NY Times on Housing Downturns

By Dave Fratello | June 5th, 2007
Let's break away from our little burg, where no one seems to be hitting the housing panic button just yet, and look at some bigger-picture data.

Sunday's New York Times Business section featured this article by Floyd Norris discussing the history of housing booms and declines. Norris notes:
There are few economic trends harder to measure than home prices, given that every home is unique, and a house in one area can cost far more than an identical one in another location. All such measures show the market has weakened, but some do not yet show a broad national decline.
One index does show national declines, the Case-Shiller index, mentioned here last week. Norris compares today's national data to those from a previous downturn that began in October 1989:
Prices are falling more rapidly this time, just as they rose more rapidly coming into the 2006 peak than they had a generation earlier...
(Follow the NYT story link above to see some graphs you'll find terrific and a bit scary.)

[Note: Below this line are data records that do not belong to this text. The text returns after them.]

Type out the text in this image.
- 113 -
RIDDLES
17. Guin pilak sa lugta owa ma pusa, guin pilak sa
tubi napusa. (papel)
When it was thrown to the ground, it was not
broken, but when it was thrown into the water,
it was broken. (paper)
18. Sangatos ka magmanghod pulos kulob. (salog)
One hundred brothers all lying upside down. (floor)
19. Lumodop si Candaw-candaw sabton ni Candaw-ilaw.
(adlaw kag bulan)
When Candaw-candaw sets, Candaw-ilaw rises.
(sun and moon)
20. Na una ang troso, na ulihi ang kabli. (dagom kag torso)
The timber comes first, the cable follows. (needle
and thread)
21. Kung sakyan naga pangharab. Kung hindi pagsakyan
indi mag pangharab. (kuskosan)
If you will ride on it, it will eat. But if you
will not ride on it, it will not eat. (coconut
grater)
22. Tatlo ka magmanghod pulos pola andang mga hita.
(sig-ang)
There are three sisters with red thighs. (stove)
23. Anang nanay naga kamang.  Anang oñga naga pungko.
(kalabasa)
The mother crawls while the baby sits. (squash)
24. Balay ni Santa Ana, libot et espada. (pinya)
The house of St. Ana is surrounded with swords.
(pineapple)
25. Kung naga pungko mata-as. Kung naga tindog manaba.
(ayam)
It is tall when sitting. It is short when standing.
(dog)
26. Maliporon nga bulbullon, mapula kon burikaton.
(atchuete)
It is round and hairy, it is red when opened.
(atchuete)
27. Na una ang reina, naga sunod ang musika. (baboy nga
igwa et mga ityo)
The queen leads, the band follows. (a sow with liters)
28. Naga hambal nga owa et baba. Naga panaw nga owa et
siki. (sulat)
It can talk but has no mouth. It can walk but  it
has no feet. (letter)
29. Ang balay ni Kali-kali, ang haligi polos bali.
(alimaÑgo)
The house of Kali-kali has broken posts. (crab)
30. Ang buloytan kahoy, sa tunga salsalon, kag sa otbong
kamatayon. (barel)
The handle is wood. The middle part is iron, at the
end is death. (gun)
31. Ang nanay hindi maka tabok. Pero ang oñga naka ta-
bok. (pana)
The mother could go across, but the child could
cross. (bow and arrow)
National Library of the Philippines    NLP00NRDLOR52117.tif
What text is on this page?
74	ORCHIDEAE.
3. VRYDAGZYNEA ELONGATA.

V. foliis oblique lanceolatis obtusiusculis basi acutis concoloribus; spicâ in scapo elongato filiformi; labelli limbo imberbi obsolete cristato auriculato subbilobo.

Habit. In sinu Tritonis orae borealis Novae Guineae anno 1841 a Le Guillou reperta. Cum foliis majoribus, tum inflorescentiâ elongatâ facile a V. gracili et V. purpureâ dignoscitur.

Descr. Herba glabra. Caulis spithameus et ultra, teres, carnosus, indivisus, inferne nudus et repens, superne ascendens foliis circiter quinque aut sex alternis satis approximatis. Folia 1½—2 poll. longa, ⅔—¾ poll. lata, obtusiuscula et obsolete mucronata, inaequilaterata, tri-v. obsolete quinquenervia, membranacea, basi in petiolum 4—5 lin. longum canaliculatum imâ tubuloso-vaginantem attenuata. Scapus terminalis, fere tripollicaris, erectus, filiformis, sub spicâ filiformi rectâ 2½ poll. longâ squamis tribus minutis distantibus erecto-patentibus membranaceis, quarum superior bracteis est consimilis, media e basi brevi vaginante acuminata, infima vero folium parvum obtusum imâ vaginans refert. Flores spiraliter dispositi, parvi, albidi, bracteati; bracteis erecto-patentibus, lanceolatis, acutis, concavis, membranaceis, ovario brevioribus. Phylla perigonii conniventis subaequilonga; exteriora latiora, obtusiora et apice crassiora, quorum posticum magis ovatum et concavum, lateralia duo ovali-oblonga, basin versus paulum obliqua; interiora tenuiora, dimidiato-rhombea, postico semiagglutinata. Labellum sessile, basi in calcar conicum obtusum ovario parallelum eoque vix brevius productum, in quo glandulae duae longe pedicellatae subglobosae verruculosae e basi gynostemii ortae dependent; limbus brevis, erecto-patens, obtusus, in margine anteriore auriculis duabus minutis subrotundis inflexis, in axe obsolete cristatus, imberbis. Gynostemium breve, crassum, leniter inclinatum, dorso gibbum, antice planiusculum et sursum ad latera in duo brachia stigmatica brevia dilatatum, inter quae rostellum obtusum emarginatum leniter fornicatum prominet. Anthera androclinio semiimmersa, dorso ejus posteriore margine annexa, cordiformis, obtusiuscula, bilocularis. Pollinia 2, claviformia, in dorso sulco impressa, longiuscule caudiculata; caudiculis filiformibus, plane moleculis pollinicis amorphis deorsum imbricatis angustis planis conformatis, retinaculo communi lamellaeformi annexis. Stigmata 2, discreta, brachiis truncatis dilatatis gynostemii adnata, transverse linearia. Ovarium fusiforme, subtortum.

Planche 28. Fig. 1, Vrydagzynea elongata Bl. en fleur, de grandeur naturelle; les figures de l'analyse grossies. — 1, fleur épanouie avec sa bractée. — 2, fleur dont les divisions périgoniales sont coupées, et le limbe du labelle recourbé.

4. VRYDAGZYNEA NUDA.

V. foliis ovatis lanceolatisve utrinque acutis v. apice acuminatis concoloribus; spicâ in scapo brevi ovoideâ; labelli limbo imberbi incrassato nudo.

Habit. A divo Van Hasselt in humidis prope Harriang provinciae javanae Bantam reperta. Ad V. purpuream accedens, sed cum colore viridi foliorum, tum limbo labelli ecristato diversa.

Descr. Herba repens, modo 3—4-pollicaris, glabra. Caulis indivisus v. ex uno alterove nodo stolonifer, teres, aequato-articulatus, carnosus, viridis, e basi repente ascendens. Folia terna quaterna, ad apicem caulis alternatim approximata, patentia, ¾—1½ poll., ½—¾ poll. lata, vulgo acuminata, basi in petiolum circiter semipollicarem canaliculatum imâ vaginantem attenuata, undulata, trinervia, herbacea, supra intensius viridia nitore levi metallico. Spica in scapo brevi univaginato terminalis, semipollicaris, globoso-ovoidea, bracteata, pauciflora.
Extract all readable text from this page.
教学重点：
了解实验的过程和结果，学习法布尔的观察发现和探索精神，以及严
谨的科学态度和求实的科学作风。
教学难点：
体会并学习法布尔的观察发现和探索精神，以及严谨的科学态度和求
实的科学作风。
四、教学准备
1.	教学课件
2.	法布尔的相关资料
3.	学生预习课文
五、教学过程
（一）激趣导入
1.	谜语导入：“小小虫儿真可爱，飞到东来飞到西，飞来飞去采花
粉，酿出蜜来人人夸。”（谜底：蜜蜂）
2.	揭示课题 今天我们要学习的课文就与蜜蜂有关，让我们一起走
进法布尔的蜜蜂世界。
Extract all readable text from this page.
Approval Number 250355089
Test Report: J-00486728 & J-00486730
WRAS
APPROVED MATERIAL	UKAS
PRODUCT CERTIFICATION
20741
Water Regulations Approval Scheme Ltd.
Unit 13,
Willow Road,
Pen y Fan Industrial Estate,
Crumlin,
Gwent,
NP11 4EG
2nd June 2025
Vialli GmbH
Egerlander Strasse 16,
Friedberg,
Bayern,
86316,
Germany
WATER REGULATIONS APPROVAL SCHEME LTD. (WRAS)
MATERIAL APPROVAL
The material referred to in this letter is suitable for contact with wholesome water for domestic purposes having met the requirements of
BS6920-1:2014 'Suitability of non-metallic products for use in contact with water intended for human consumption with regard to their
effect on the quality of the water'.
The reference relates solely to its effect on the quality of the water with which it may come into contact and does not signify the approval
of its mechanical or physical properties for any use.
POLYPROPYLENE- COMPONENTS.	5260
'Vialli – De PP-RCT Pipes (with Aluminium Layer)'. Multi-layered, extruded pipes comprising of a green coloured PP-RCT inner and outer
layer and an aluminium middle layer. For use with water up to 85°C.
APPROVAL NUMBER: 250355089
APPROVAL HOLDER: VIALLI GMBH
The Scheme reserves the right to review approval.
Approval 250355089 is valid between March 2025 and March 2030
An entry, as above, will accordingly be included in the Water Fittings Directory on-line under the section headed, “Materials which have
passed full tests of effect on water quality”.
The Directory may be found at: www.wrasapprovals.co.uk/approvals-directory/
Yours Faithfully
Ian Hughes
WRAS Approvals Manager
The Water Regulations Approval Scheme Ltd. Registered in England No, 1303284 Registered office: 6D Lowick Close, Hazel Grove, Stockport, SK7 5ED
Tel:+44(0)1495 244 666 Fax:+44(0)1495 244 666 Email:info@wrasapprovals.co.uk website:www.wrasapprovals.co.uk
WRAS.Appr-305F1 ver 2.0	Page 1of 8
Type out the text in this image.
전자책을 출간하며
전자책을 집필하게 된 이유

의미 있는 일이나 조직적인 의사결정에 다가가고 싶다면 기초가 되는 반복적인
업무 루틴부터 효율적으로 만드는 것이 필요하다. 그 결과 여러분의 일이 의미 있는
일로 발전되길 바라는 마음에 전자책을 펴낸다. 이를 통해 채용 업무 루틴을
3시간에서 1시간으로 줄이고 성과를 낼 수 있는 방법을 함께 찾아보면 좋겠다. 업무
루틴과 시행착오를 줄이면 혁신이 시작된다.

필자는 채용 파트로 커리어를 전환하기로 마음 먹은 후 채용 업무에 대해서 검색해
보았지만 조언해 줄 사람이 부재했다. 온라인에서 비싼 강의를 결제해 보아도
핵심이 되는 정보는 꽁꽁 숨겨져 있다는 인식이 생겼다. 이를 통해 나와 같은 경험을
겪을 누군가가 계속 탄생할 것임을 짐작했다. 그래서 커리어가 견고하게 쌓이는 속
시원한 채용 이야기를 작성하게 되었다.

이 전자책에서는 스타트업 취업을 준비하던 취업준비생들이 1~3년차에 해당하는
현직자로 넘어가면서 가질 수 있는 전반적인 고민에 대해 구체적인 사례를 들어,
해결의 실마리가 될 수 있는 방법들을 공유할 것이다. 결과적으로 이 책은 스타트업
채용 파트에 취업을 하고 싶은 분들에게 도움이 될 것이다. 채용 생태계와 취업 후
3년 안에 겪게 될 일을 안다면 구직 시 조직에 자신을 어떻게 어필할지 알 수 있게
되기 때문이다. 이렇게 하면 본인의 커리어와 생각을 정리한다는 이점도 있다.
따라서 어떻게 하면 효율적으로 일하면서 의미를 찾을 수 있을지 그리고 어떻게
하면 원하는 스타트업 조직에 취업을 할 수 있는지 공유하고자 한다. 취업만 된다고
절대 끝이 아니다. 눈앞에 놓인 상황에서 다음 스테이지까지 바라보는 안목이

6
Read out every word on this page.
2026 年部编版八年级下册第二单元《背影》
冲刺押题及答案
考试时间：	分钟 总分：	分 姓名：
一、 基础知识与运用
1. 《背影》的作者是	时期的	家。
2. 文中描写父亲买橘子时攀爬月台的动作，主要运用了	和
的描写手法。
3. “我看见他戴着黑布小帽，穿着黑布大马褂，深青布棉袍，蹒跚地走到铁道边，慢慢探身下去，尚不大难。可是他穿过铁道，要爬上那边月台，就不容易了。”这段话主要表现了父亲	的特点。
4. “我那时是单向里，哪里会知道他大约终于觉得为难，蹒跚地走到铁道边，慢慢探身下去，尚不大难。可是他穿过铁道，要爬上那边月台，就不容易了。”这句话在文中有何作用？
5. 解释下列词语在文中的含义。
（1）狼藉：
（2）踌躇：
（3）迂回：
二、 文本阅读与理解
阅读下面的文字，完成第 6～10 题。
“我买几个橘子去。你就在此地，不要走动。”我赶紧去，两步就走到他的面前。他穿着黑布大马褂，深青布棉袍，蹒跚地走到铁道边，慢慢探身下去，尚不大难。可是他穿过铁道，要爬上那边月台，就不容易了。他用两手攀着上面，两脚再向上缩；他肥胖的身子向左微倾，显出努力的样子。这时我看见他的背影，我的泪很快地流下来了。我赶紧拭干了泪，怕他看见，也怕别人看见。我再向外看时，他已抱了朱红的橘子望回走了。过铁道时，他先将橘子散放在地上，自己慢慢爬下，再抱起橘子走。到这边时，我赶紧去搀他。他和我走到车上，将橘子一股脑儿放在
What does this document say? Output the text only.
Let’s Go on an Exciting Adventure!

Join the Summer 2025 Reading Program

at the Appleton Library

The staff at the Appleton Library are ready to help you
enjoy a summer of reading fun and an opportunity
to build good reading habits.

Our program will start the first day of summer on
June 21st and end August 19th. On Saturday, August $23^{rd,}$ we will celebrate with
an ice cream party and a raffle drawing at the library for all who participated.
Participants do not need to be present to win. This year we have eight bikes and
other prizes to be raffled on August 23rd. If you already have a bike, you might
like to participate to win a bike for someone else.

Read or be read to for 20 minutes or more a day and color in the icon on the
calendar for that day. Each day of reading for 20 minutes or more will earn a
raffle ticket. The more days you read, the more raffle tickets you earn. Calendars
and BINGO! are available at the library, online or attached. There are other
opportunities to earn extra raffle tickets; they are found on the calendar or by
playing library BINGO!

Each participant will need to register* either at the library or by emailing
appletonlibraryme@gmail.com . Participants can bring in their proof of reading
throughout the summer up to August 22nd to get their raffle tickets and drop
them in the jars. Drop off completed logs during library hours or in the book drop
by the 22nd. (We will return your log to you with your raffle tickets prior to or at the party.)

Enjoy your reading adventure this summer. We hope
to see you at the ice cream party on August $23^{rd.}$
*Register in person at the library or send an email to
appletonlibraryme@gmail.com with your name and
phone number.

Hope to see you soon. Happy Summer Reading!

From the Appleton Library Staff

Norris reports that it was not for 99 months – achem, 99 months – that prices returned to their peak levels.

To some of us in MB, all that talk sounds like it's from another planet, not just another time. Price declines? Eight-year slumps? Not here!

No question, MB seems to be insulated from some of the nastier trends out there today, but can we really defy the national market completely? Local RE leaders would say yes.